This archive report was first published on 11 June 2020.
As the Treasury Cabinet Secretary, Ukur Yattani, prepares to unveil the 2020/2021 budget on Thursday, June 11, 2020, Kenyans are eagerly awaiting a budget that will alleviate the economic burden caused by the Covid-19 pandemic, severe floods, and locusts' invasion.
According to residents in Nakuru, the government is expected to propose a budget that will reduce the cost of living, with some even petitioning the Treasury to reduce taxes and regulate prices of essential commodities.

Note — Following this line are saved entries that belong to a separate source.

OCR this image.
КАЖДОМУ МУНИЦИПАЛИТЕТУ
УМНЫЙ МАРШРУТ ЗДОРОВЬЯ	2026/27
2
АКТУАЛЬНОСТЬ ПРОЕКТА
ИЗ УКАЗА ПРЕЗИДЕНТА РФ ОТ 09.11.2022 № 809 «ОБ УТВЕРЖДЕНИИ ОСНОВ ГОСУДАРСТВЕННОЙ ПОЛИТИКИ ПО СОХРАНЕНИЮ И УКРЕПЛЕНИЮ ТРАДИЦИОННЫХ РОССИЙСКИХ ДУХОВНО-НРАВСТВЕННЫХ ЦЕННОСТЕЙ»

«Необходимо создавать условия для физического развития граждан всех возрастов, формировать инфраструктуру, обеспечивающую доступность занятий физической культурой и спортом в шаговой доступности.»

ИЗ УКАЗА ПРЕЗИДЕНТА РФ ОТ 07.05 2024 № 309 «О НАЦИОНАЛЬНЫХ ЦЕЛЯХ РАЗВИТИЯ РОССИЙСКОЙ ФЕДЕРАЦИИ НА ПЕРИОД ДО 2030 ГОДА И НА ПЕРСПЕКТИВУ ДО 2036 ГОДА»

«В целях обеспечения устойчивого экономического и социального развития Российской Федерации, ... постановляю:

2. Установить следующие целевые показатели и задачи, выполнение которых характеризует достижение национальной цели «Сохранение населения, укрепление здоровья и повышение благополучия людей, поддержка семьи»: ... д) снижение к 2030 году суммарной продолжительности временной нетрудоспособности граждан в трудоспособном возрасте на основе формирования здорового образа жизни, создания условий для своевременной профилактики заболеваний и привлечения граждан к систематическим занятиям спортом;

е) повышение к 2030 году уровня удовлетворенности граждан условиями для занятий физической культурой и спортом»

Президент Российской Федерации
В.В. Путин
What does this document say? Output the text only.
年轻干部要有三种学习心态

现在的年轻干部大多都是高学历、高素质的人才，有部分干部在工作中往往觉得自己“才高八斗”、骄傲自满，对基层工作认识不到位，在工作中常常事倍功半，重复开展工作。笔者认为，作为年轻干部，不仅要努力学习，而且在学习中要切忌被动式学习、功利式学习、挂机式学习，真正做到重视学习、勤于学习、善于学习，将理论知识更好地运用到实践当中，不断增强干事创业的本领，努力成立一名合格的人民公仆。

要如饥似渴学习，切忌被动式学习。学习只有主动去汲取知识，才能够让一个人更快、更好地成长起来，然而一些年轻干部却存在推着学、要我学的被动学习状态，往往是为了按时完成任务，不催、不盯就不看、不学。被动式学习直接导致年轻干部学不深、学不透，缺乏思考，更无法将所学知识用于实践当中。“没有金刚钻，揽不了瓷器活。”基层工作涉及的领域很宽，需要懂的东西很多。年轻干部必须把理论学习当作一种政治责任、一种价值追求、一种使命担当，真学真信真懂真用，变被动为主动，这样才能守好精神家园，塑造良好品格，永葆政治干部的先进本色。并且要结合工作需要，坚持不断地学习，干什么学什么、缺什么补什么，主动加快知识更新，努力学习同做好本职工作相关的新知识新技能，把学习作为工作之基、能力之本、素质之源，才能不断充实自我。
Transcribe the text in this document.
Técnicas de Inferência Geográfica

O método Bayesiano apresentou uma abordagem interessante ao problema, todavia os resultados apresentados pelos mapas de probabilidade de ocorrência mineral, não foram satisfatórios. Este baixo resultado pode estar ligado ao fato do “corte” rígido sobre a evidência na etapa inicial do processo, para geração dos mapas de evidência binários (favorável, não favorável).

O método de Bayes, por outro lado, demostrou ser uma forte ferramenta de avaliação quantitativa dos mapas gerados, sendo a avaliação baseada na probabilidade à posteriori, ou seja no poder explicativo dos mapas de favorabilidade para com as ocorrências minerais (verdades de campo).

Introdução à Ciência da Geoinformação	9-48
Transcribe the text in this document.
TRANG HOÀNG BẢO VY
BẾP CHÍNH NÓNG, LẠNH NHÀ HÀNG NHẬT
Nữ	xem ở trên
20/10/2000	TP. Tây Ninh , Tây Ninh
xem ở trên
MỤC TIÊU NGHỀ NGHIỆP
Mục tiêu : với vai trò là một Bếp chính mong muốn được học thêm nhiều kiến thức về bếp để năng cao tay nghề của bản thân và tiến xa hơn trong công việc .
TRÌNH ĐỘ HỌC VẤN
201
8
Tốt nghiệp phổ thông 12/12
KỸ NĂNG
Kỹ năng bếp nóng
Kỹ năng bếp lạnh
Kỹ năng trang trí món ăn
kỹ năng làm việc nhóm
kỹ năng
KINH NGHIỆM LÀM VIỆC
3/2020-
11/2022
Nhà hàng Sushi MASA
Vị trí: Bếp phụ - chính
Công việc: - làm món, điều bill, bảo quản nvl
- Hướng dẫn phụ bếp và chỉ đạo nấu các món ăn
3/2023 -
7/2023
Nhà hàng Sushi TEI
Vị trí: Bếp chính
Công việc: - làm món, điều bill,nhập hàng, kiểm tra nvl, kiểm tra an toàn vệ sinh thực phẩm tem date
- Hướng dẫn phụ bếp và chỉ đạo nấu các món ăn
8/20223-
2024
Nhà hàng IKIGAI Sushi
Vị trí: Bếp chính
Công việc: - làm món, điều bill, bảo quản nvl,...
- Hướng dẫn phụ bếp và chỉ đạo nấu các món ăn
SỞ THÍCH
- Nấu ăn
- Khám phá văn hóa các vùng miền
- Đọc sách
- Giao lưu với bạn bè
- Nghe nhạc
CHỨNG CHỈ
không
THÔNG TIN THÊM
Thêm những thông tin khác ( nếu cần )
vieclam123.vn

Chairman of the Nakuru Residents Association, Wycliffe Aguda, has expressed concerns over the proposed increase in residential income tax rate from 10% to 15% in the budget estimates for 2020/2021, stating that it will put pressure on landlords who will be forced to pass on the tax burden to tenants through increased rents.
The Treasury's ambitious 3.2 trillion budget, which includes redemption of 441 billion shillings for maturing bonds, aims to cushion Kenyans from the economic effects of the pandemic.
CS Yattani will be looking to collect revenue totaling 1.88 trillion shillings from the Consolidated Fund to meet the expenditure during the year ending June 30, 2021, of which 1.62 trillion shillings will be ordinary revenue.
This is a dip compared to the approved 2020 Budget Policy Statement where total revenue was projected at 2.1 trillion shillings with ordinary revenue estimated at 1.85 trillion shillings.